Your question is somewhat unclear, you say
However intuitively no matter where $x_2$ you slice you always get the same mean while if you take the slice closer to the origin the variance is bigger (flatter normal curve on another direction) and smaller if the slice is further to the origin.
I don't understand why you say you get the same mean ... Note that if the bivariate density is $f(x, y)$ then the conditional density is
$$ f(x \mid y) = \frac{f(x, y)}{f(y)} $$
that is, visually you find it by slicing the bivariate density at the given value of $y$, and the rescaling by division with $f(y)$ to secure the conditional density integrates to 1. I guess that by looking only at the bivariate density, and doing the slicing mentally, you forget the rescaling, and gets the wrong impression.
Some Details
I do not know about the intuition, but let us look in more detail at the normal bivariate case.
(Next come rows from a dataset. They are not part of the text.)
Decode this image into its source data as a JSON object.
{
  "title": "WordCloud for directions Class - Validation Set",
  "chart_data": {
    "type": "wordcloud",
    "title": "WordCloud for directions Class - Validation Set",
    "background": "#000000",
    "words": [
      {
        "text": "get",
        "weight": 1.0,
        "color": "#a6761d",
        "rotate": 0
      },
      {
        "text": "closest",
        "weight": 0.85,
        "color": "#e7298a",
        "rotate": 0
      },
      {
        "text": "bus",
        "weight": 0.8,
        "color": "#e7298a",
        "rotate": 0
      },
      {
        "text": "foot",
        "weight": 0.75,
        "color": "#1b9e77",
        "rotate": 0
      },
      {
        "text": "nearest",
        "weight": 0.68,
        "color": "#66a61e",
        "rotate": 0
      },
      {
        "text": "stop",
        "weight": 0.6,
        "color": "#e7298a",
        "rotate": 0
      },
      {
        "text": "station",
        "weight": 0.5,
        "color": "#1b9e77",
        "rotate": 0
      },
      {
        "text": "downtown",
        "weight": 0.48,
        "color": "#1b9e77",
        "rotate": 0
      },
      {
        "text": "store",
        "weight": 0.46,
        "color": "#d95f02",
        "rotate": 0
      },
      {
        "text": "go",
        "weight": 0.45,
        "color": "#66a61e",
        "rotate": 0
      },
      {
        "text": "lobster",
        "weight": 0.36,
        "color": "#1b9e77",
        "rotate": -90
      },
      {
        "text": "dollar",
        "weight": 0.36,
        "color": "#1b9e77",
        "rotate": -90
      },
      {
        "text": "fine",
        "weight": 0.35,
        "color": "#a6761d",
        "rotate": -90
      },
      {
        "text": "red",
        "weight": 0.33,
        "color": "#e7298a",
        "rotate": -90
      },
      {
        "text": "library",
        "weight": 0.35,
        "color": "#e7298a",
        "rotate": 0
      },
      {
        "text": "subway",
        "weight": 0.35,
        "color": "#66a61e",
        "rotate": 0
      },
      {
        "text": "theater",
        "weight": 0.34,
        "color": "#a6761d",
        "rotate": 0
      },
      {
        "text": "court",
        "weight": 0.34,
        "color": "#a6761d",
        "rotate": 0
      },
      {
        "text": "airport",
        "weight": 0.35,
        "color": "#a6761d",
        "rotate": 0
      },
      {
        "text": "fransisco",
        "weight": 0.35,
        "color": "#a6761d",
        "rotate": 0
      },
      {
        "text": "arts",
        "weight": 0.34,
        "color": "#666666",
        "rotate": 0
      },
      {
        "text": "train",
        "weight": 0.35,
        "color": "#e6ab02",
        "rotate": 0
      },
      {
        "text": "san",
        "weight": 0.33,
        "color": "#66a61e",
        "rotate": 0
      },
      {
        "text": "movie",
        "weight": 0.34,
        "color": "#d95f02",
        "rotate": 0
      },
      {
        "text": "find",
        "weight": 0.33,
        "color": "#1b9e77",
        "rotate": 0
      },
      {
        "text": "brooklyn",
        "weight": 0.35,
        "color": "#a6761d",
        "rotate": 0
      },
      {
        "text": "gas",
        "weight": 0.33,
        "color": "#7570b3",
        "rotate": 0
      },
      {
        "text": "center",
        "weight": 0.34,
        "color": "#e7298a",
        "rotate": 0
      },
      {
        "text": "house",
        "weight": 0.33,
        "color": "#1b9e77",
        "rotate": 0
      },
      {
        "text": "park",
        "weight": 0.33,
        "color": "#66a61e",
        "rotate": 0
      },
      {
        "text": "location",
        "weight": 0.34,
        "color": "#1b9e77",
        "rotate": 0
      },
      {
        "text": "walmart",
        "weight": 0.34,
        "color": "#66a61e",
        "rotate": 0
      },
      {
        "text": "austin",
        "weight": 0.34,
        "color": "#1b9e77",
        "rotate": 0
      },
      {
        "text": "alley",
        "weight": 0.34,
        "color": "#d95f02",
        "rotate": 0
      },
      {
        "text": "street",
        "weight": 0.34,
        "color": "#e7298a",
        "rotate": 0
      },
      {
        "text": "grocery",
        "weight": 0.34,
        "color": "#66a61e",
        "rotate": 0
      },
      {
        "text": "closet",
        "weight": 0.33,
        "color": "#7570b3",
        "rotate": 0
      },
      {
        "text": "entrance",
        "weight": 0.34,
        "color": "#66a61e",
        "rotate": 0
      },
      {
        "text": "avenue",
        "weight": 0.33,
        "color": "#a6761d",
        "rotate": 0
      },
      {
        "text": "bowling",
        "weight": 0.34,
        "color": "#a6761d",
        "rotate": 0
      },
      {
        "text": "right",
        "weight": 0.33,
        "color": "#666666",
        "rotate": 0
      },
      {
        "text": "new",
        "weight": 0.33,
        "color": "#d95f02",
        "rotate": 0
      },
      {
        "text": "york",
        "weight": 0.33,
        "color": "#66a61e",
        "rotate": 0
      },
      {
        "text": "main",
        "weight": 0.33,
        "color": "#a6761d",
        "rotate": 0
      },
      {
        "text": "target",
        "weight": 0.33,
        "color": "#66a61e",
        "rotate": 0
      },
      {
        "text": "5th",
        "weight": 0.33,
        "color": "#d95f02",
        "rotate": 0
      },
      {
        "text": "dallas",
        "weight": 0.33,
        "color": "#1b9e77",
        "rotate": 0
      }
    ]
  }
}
To simplify the algebra we assume that
$$ \mu_X = \mu_Y = 1; \sigma_X=\sigma_Y=1 $$
Then calculate the conditional density of $X$ given $Y=y$ (details is an exercise). Write down this conditional density of $X$ for $Y=y_1$ and then for $Y=y_2$, and calculate
$$ \frac{f(x \mid Y=y_1)}{f(x \mid Y=y_2)} =
\exp\left\{ -\frac{\rho}{1-\rho^2}x (y_1- y_2) - \frac12 \frac{\rho^2}{1-\rho^2} (y_1^2 - y_2^2 ) \right\} $$
With other worlds, the conditional densities of $x$ for different values of $y$, have the same shape.